If your non-Jewish partner is coming with curiosity, respect and maybe even an offering of homemade challot, why shouldn’t he/she/they be there? Jewish history is full of people who didn’t technically “belong” but showed up with full hearts and open minds. Hell, that’s the entire ‘Never Again Is Now’ cohort.
We’ve all met Jewish guests who come to Shabbat and spend most of it complaining about the chicken being dry while texting under the table. So let’s not pretend a last name ending in ‘man’ or ‘min’ is the gold standard for Shabbat participation.
If you’re worried about being the emotional diplomat between your partners and your parents, let me say this: that is not your job. Your job is to live truthfully, love generously and remember to take the challot out of the freezer in time for shabbat so it doesn’t have that freezer-ish taste and smell.
It’s your family’s responsibility to process their discomfort. Ideally with a nice therapist, or at the very least, a stiff Soda Stream. You don’t need to contort into some palatable version of yourself for the elders. You’ll pull a muscle doing that – and out-of-pocket payments for allied health professionals increase this time of year.
While I do have faith that you’re living an ethically rooted and emotionally nuanced life that Jewish thought actually encourages (when it’s not being filtered through elder angst), there might be a generational bridge you haven’t even thought to build. And it’s one that could solve the conundrum entirely…
Proffer a hand, olive branch, bridge access by inviting the extended family to your place. Your Jewish partner can do what they like while your non-Jewish partner leads the blessings. Light some candles. Pass the wine.
At best, your intimidating cousin will find themselves thinking: Look the lifestyle isn’t for me, but good for them.
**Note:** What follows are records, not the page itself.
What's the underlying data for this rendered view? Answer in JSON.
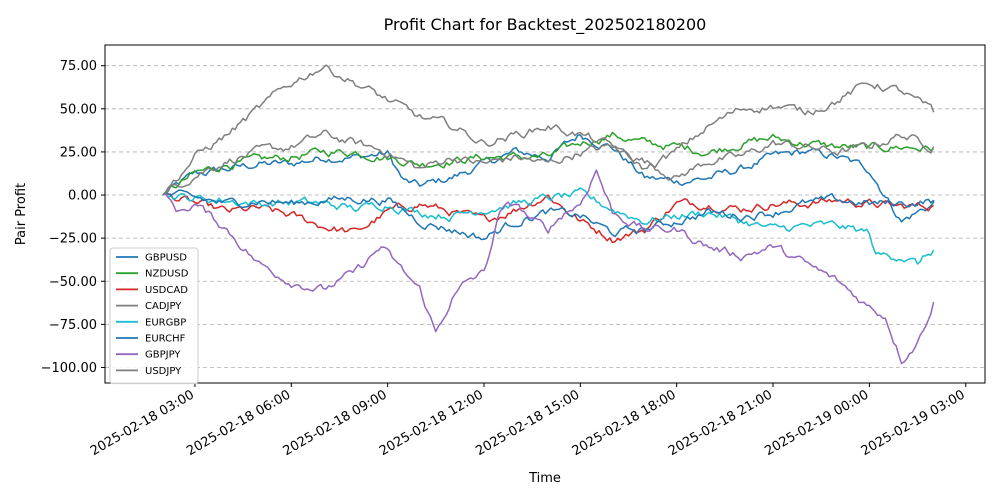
{
  "chart_data": {
    "type": "line",
    "title": "Profit Chart for Backtest_202502180200",
    "xlabel": "Time",
    "ylabel": "Pair Profit",
    "x_tick_labels": [
      "2025-02-18 03:00",
      "2025-02-18 06:00",
      "2025-02-18 09:00",
      "2025-02-18 12:00",
      "2025-02-18 15:00",
      "2025-02-18 18:00",
      "2025-02-18 21:00",
      "2025-02-19 00:00",
      "2025-02-19 03:00"
    ],
    "x_tick_hours": [
      3,
      6,
      9,
      12,
      15,
      18,
      21,
      24,
      27
    ],
    "x_range_hours": [
      0.2,
      27.6
    ],
    "y_ticks": [
      75.0,
      50.0,
      25.0,
      0.0,
      -25.0,
      -50.0,
      -75.0,
      -100.0
    ],
    "y_tick_labels": [
      "75.00",
      "50.00",
      "25.00",
      "0.00",
      "−25.00",
      "−50.00",
      "−75.00",
      "−100.00"
    ],
    "ylim": [
      -109,
      87
    ],
    "grid": "horizontal dashed",
    "legend_position": "lower-left",
    "series": [
      {
        "name": "GBPUSD",
        "color": "#1f77b4",
        "x": [
          2.0,
          3.0,
          4.0,
          5.0,
          6.0,
          7.0,
          8.0,
          9.0,
          9.5,
          10.0,
          11.0,
          12.0,
          13.0,
          14.0,
          15.0,
          16.0,
          17.0,
          18.0,
          19.0,
          20.0,
          21.0,
          22.0,
          23.0,
          24.0,
          24.5,
          25.0,
          26.0,
          26.0
        ],
        "y": [
          0,
          12,
          15,
          18,
          18,
          22,
          22,
          24,
          8,
          5,
          10,
          18,
          25,
          22,
          35,
          28,
          10,
          8,
          10,
          15,
          22,
          25,
          22,
          15,
          0,
          -15,
          -5,
          -3
        ]
      },
      {
        "name": "NZDUSD",
        "color": "#2ca02c",
        "x": [
          2.0,
          3.0,
          4.0,
          5.0,
          6.0,
          7.0,
          8.0,
          9.0,
          10.0,
          11.0,
          12.0,
          13.0,
          14.0,
          15.0,
          16.0,
          17.0,
          18.0,
          19.0,
          20.0,
          21.0,
          22.0,
          23.0,
          24.0,
          25.0,
          26.0
        ],
        "y": [
          0,
          12,
          18,
          20,
          22,
          25,
          25,
          22,
          18,
          20,
          22,
          22,
          22,
          30,
          35,
          30,
          28,
          25,
          30,
          33,
          30,
          28,
          27,
          28,
          27
        ]
      },
      {
        "name": "USDCAD",
        "color": "#d62728",
        "x": [
          2.0,
          3.0,
          4.0,
          5.0,
          6.0,
          7.0,
          8.0,
          9.0,
          10.0,
          11.0,
          12.0,
          13.0,
          14.0,
          15.0,
          16.0,
          17.0,
          18.0,
          19.0,
          20.0,
          21.0,
          22.0,
          23.0,
          24.0,
          25.0,
          26.0
        ],
        "y": [
          0,
          -5,
          -10,
          -8,
          -12,
          -18,
          -22,
          -10,
          -5,
          -10,
          -15,
          -8,
          0,
          -15,
          -25,
          -20,
          -5,
          -5,
          -8,
          -5,
          -5,
          -3,
          -5,
          -7,
          -6
        ]
      },
      {
        "name": "CADJPY",
        "color": "#7f7f7f",
        "x": [
          2.0,
          3.0,
          4.0,
          5.0,
          6.0,
          7.0,
          8.0,
          9.0,
          10.0,
          11.0,
          12.0,
          13.0,
          14.0,
          15.0,
          16.0,
          17.0,
          18.0,
          19.0,
          20.0,
          21.0,
          22.0,
          23.0,
          24.0,
          25.0,
          26.0
        ],
        "y": [
          0,
          12,
          20,
          25,
          28,
          35,
          30,
          25,
          15,
          22,
          18,
          22,
          18,
          25,
          28,
          20,
          10,
          20,
          22,
          30,
          28,
          25,
          28,
          35,
          28
        ]
      },
      {
        "name": "EURGBP",
        "color": "#17becf",
        "x": [
          2.0,
          3.0,
          4.0,
          5.0,
          6.0,
          7.0,
          8.0,
          9.0,
          10.0,
          11.0,
          12.0,
          13.0,
          14.0,
          15.0,
          16.0,
          17.0,
          18.0,
          19.0,
          20.0,
          21.0,
          22.0,
          23.0,
          24.0,
          24.2,
          25.0,
          25.5,
          26.0
        ],
        "y": [
          0,
          -2,
          -3,
          -5,
          -4,
          -5,
          -8,
          -5,
          -10,
          -12,
          -8,
          -5,
          -2,
          0,
          -8,
          -15,
          -12,
          -10,
          -15,
          -20,
          -18,
          -18,
          -22,
          -35,
          -35,
          -40,
          -32
        ]
      },
      {
        "name": "EURCHF",
        "color": "#1f77b4",
        "x": [
          2.0,
          3.0,
          4.0,
          5.0,
          6.0,
          7.0,
          8.0,
          9.0,
          10.0,
          11.0,
          12.0,
          13.0,
          14.0,
          15.0,
          16.0,
          17.0,
          18.0,
          19.0,
          20.0,
          21.0,
          22.0,
          23.0,
          24.0,
          25.0,
          26.0
        ],
        "y": [
          0,
          -2,
          -5,
          -3,
          -5,
          -3,
          -2,
          -3,
          -15,
          -20,
          -25,
          -15,
          -10,
          -12,
          -22,
          -20,
          -15,
          -10,
          -12,
          -10,
          -5,
          -3,
          -5,
          -5,
          -3
        ]
      },
      {
        "name": "GBPJPY",
        "color": "#9467bd",
        "x": [
          2.0,
          2.5,
          3.0,
          4.0,
          5.0,
          6.0,
          7.0,
          8.0,
          8.8,
          9.5,
          10.0,
          10.5,
          11.0,
          11.5,
          12.0,
          12.5,
          13.0,
          13.5,
          14.0,
          14.5,
          15.0,
          15.5,
          16.0,
          17.0,
          18.0,
          19.0,
          20.0,
          21.0,
          22.0,
          23.0,
          24.0,
          24.5,
          25.0,
          25.5,
          26.0
        ],
        "y": [
          0,
          -10,
          -5,
          -20,
          -40,
          -50,
          -55,
          -45,
          -30,
          -45,
          -55,
          -80,
          -60,
          -50,
          -45,
          -10,
          -5,
          -15,
          -20,
          -10,
          -5,
          15,
          -10,
          -20,
          -20,
          -30,
          -35,
          -30,
          -40,
          -50,
          -65,
          -70,
          -95,
          -85,
          -62
        ]
      },
      {
        "name": "USDJPY",
        "color": "#7f7f7f",
        "x": [
          2.0,
          3.0,
          4.0,
          5.0,
          6.0,
          7.0,
          8.0,
          9.0,
          10.0,
          11.0,
          12.0,
          13.0,
          14.0,
          15.0,
          16.0,
          17.0,
          18.0,
          19.0,
          20.0,
          21.0,
          22.0,
          23.0,
          24.0,
          25.0,
          26.0
        ],
        "y": [
          0,
          22,
          35,
          50,
          65,
          75,
          65,
          55,
          45,
          40,
          30,
          35,
          40,
          35,
          28,
          15,
          25,
          40,
          50,
          52,
          48,
          55,
          65,
          60,
          48
        ]
      }
    ]
  }
}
At worst, they’ll be hyper-focused on the frozen bit in the centre of the challot, which your non-Jewish partner will consider a failure, but I consider a very clever diversion tactic.
Much love in abundance,
Sex and the Shtetl xxoo
Send your life questions to sexandtheshtetl@thejewishindependent.com.au and get advice that will make you smile...and maybe even help.
Comments1
Simon Krite22 July at 07:37 pm
What’s the real question here?
There’s a lot packed into this brilliant and funny response = polyamory, tradition, generational friction, identity. But the deeper question beneath all of it isn’t really “are my parents being unreasonable?” or even “which partner gets to come to Shabbat?” It’s something more confronting and clarifying:
Who do you want to build a future with: or put more bluntly, who do you want to have a baby with?
Not necessarily in the literal sense (although maybe!), but in the broader sense of continuity, shared values, and co-creating a life. Jewishness, whether cultural, religious or ancestral often travels in the shape of that question. You can have a dozen dinners, dozens of lovers, but sooner or later you have to ask: who do I want to carry my story forward with? That’s the lens that reframes the whole dilemma.
Because once you know that, the question of who leads Kiddush or gets a seat at the table stops being a debate about approval or parental comfort and becomes a choice about alignment, meaning, and legacy.
And if we’re being brutally honest, that question also touches on the age-old tribal anxiety: who’s helping the gene pool, and who’s just swimming in it?
So, what’s the right question to ask?
Probably this: Who helps you honour where you come from and inspires you to build where you’re going?
Everything else, the Shabbat politics, the frozen challah, even the intimidating cousin, is background noise.